With the opportunity of building the next generation after Unity 6, it is time to simplify our rendering offering, while at the same time, building on the features and benefits that were added to the scriptable render pipelines.
First, we will remove the Built-in render pipeline to simplify our offering. Most productions shipped in the past year have used URP or HDRP, and many productions have already successfully upgraded from Built-in, enabling any combination of better production workflows, scalability, CPU/GPU/Memory optimizations, or improved visual fidelity (to know more you can check this « Best practices for migrating from Built-in Render pipeline to URP » webinar). Most users and studios we interviewed said that they got a lot of benefits from the upgrade and love the SRPs.
We know that upgrading a project can be time consuming or risky and should not be rushed. This is why the Built-in render pipeline will be maintained in the Unity 6 generation for a long time, giving you multiple years to plan your transition. If you are starting a new project, we highly recommend you using URP or HDRP.

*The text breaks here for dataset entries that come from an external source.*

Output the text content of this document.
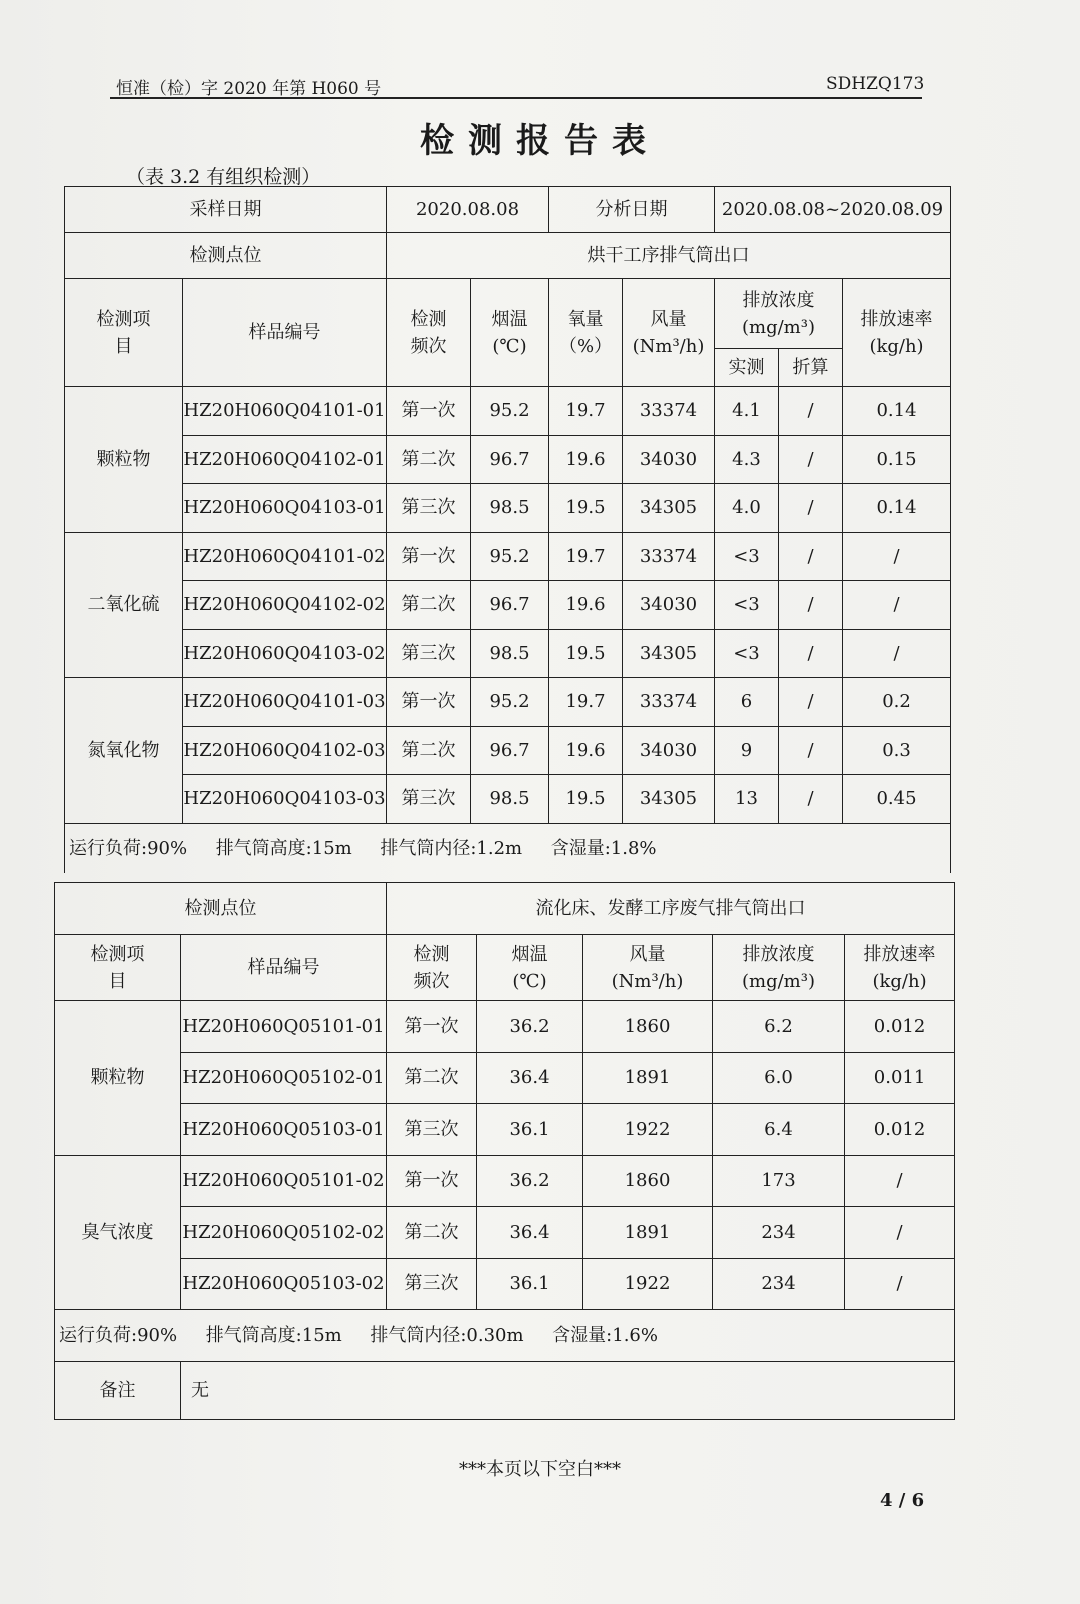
恒准（检）字 2020 年第 H060 号	SDHZQ173
检测报告表
（表 3.2 有组织检测）
采样日期		2020.08.08		分析日期		2020.08.08~2020.08.09		
检测点位		烘干工序排气筒出口						
检测项目	样品编号	检测频次	烟温(℃)	氧量（%）	风量(Nm³/h)	排放浓度(mg/m³)		排放速率(kg/h)
						实测	折算	
颗粒物	HZ20H060Q04101-01	第一次	95.2	19.7	33374	4.1	/	0.14
	HZ20H060Q04102-01	第二次	96.7	19.6	34030	4.3	/	0.15
	HZ20H060Q04103-01	第三次	98.5	19.5	34305	4.0	/	0.14
二氧化硫	HZ20H060Q04101-02	第一次	95.2	19.7	33374	<3	/	/
	HZ20H060Q04102-02	第二次	96.7	19.6	34030	<3	/	/
	HZ20H060Q04103-02	第三次	98.5	19.5	34305	<3	/	/
氮氧化物	HZ20H060Q04101-03	第一次	95.2	19.7	33374	6	/	0.2
	HZ20H060Q04102-03	第二次	96.7	19.6	34030	9	/	0.3
	HZ20H060Q04103-03	第三次	98.5	19.5	34305	13	/	0.45
运行负荷:90% 排气筒高度:15m 排气筒内径:1.2m 含湿量:1.8%								
检测点位		流化床、发酵工序废气排气筒出口				
检测项目	样品编号	检测频次	烟温(℃)	风量(Nm³/h)	排放浓度(mg/m³)	排放速率(kg/h)
颗粒物	HZ20H060Q05101-01	第一次	36.2	1860	6.2	0.012
	HZ20H060Q05102-01	第二次	36.4	1891	6.0	0.011
	HZ20H060Q05103-01	第三次	36.1	1922	6.4	0.012
臭气浓度	HZ20H060Q05101-02	第一次	36.2	1860	173	/
	HZ20H060Q05102-02	第二次	36.4	1891	234	/
	HZ20H060Q05103-02	第三次	36.1	1922	234	/
运行负荷:90% 排气筒高度:15m 排气筒内径:0.30m 含湿量:1.6%						
备注	无					
***本页以下空白***
4 / 6
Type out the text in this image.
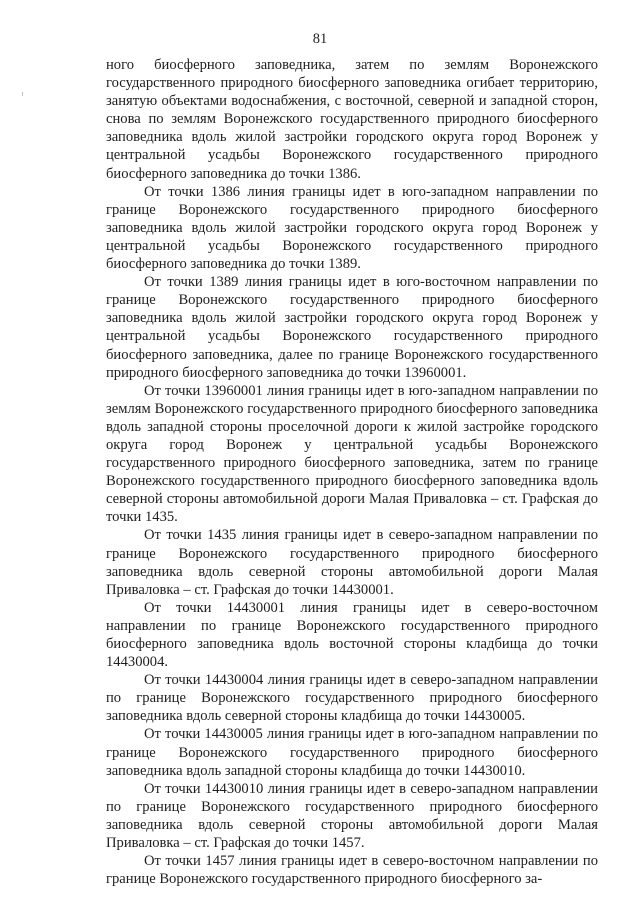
81

ного биосферного заповедника, затем по землям Воронежского государственного природного биосферного заповедника огибает территорию, занятую объектами водоснабжения, с восточной, северной и западной сторон, снова по землям Воронежского государственного природного биосферного заповедника вдоль жилой застройки городского округа город Воронеж у центральной усадьбы Воронежского государственного природного биосферного заповедника до точки 1386.

От точки 1386 линия границы идет в юго-западном направлении по границе Воронежского государственного природного биосферного заповедника вдоль жилой застройки городского округа город Воронеж у центральной усадьбы Воронежского государственного природного биосферного заповедника до точки 1389.

От точки 1389 линия границы идет в юго-восточном направлении по границе Воронежского государственного природного биосферного заповедника вдоль жилой застройки городского округа город Воронеж у центральной усадьбы Воронежского государственного природного биосферного заповедника, далее по границе Воронежского государственного природного биосферного заповедника до точки 13960001.

От точки 13960001 линия границы идет в юго-западном направлении по землям Воронежского государственного природного биосферного заповедника вдоль западной стороны проселочной дороги к жилой застройке городского округа город Воронеж у центральной усадьбы Воронежского государственного природного биосферного заповедника, затем по границе Воронежского государственного природного биосферного заповедника вдоль северной стороны автомобильной дороги Малая Приваловка – ст. Графская до точки 1435.

От точки 1435 линия границы идет в северо-западном направлении по границе Воронежского государственного природного биосферного заповедника вдоль северной стороны автомобильной дороги Малая Приваловка – ст. Графская до точки 14430001.

От точки 14430001 линия границы идет в северо-восточном направлении по границе Воронежского государственного природного биосферного заповедника вдоль восточной стороны кладбища до точки 14430004.

От точки 14430004 линия границы идет в северо-западном направлении по границе Воронежского государственного природного биосферного заповедника вдоль северной стороны кладбища до точки 14430005.

От точки 14430005 линия границы идет в юго-западном направлении по границе Воронежского государственного природного биосферного заповедника вдоль западной стороны кладбища до точки 14430010.

От точки 14430010 линия границы идет в северо-западном направлении по границе Воронежского государственного природного биосферного заповедника вдоль северной стороны автомобильной дороги Малая Приваловка – ст. Графская до точки 1457.

От точки 1457 линия границы идет в северо-восточном направлении по границе Воронежского государственного природного биосферного за-
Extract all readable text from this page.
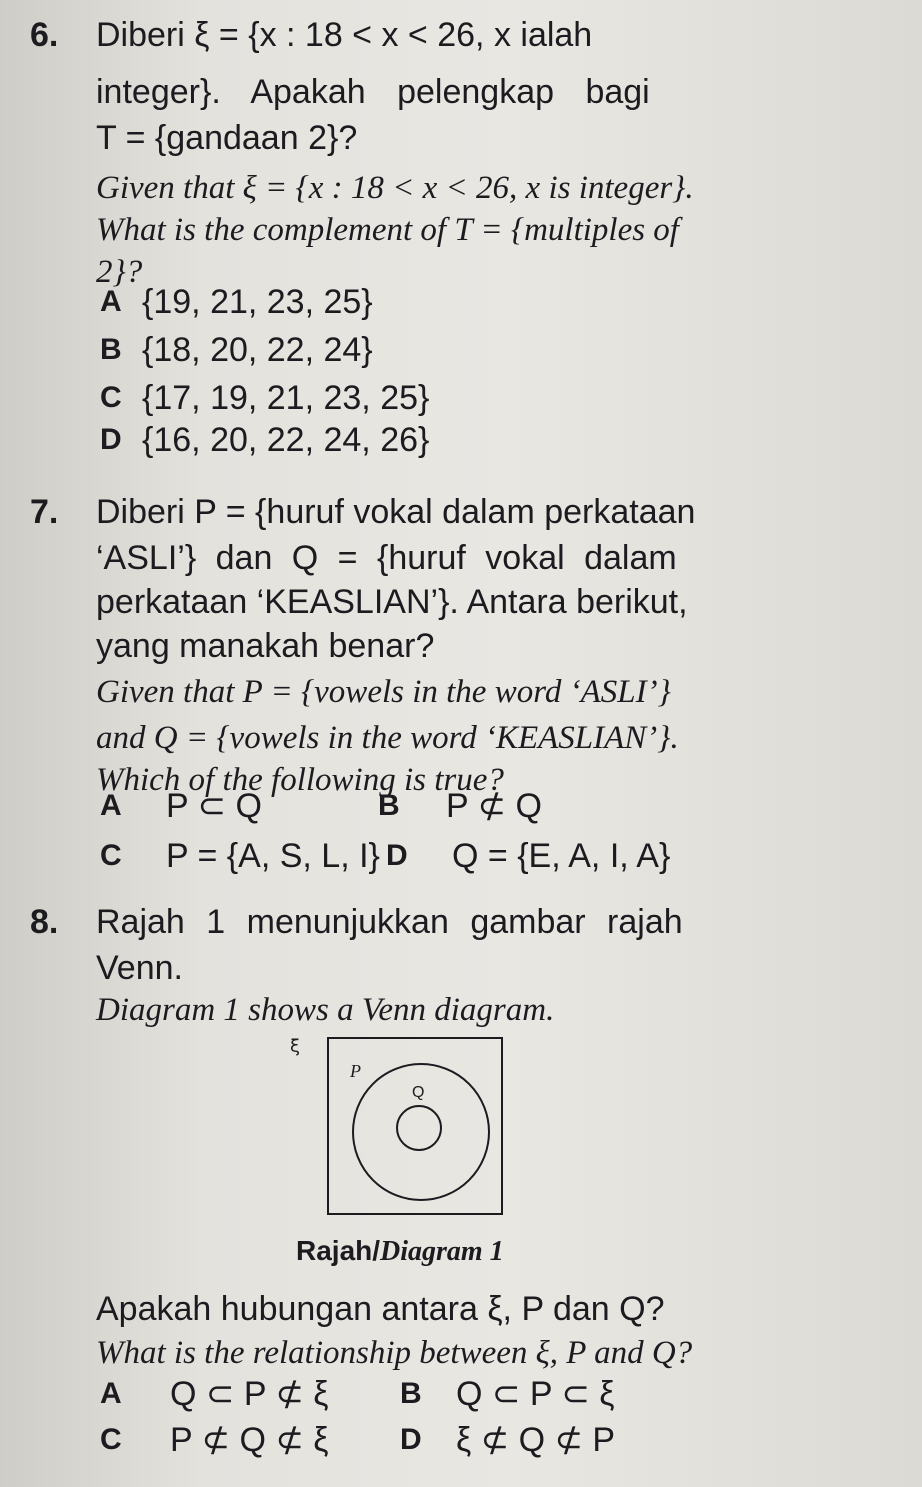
6. Diberi ξ = {x : 18 < x < 26, x ialah
integer}. Apakah pelengkap bagi
T = {gandaan 2}?
Given that ξ = {x : 18 < x < 26, x is integer}.
What is the complement of T = {multiples of
2}?
A {19, 21, 23, 25}
B {18, 20, 22, 24}
C {17, 19, 21, 23, 25}
D {16, 20, 22, 24, 26}
7. Diberi P = {huruf vokal dalam perkataan
‘ASLI’} dan Q = {huruf vokal dalam
perkataan ‘KEASLIAN’}. Antara berikut,
yang manakah benar?
Given that P = {vowels in the word ‘ASLI’}
and Q = {vowels in the word ‘KEASLIAN’}.
Which of the following is true?
A P ⊂ Q	B P ⊄ Q
C P = {A, S, L, I} D Q = {E, A, I, A}
8. Rajah 1 menunjukkan gambar rajah
Venn.
Diagram 1 shows a Venn diagram.
ξ
P
Q
Rajah/Diagram 1
Apakah hubungan antara ξ, P dan Q?
What is the relationship between ξ, P and Q?
A Q ⊂ P ⊄ ξ B Q ⊂ P ⊂ ξ
C P ⊄ Q ⊄ ξ D ξ ⊄ Q ⊄ P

Second, we are unifying the scriptable render pipelines. But what does that mean?
We are combining the best of what both render pipelines have to offer.
- Shared rendering data (lights, cameras, probes, sky…) to author once and be able to deploy anywhere. The data model will be based on industry standards and advanced parametrization similar to what is offered in HDRP. This will allow you to author lighting using physical light units to more easily realistically light a mix of indoor and outdoor environments. You will still be able to author light intensities in an equivalent way as in URP or Built-in RP.
- Manage rendering settings and the configuration and compatibility of features with devices, by integrating them into Build profiles to easily switch rendering configurations between target platforms. Offer a standard Lit shader based on OpenPBR proposing multiple scalability tiers to balance visual quality and performance.
- Offer multiple pipeline configurations all running on the Render Graph architecture. We will offer specialized renderers to get the best out of different types of hardware architectures (eg: tiled mobile GPUs and PC/Consoles GPUs) while offering a unified customization and extensibility API.
We are planning as well to improve productivity and user experience for our tech artists tooling, with a new unified UX and backend shared across our node based tools (Shader Graph, VFX Graph and the new animation tools).
We are also working on improving shader variants management and compilation, in order to reduce build, loading and iteration times which can make you lose precious hours during productions.
Finally, we know that a lot of users enjoy creating shaders with code, and we want to make it easier for them. In Unity 6 and below, with Scriptable Render Pipelines, Surface Shaders are not available. While you can code shaders with ShaderLab, often reusing the render pipeline shaders provided in the pipelines packages, this can be error prone and complicate upgrading to a later Unity version. In the next generation, we want to offer the possibility to code shader blocks and assemble these blocks either in Shader Graph to allow other artists to add functionalities via nodes, or in the equivalent of a standalone Surface shader.
To sum up, we are:
- leveraging and reusing the systems developed in the past years
- unifying rendering data around more modern and powerful industry standards
- taking the best of URP and HDRP inside a single rendering and customization framework
- unifying and improving user experience for tech artists, coders or non coders
- improving compilation and iteration times
With that, we want to offer a simpler, more productive, powerful and scalable graphics engine to push performance and visual fidelity on all platforms, while simplifying your ability to reach more platforms, and more easily reuse or share assets, tools and plugins.
You can find our Unite 2024 roadmap presentation on the subject here:
We hope you like the plan, and we will share more as we move along the development process.
As always, please share your feedback. There are still multiple unknowns and we might not be able to answer all questions at this stage of development.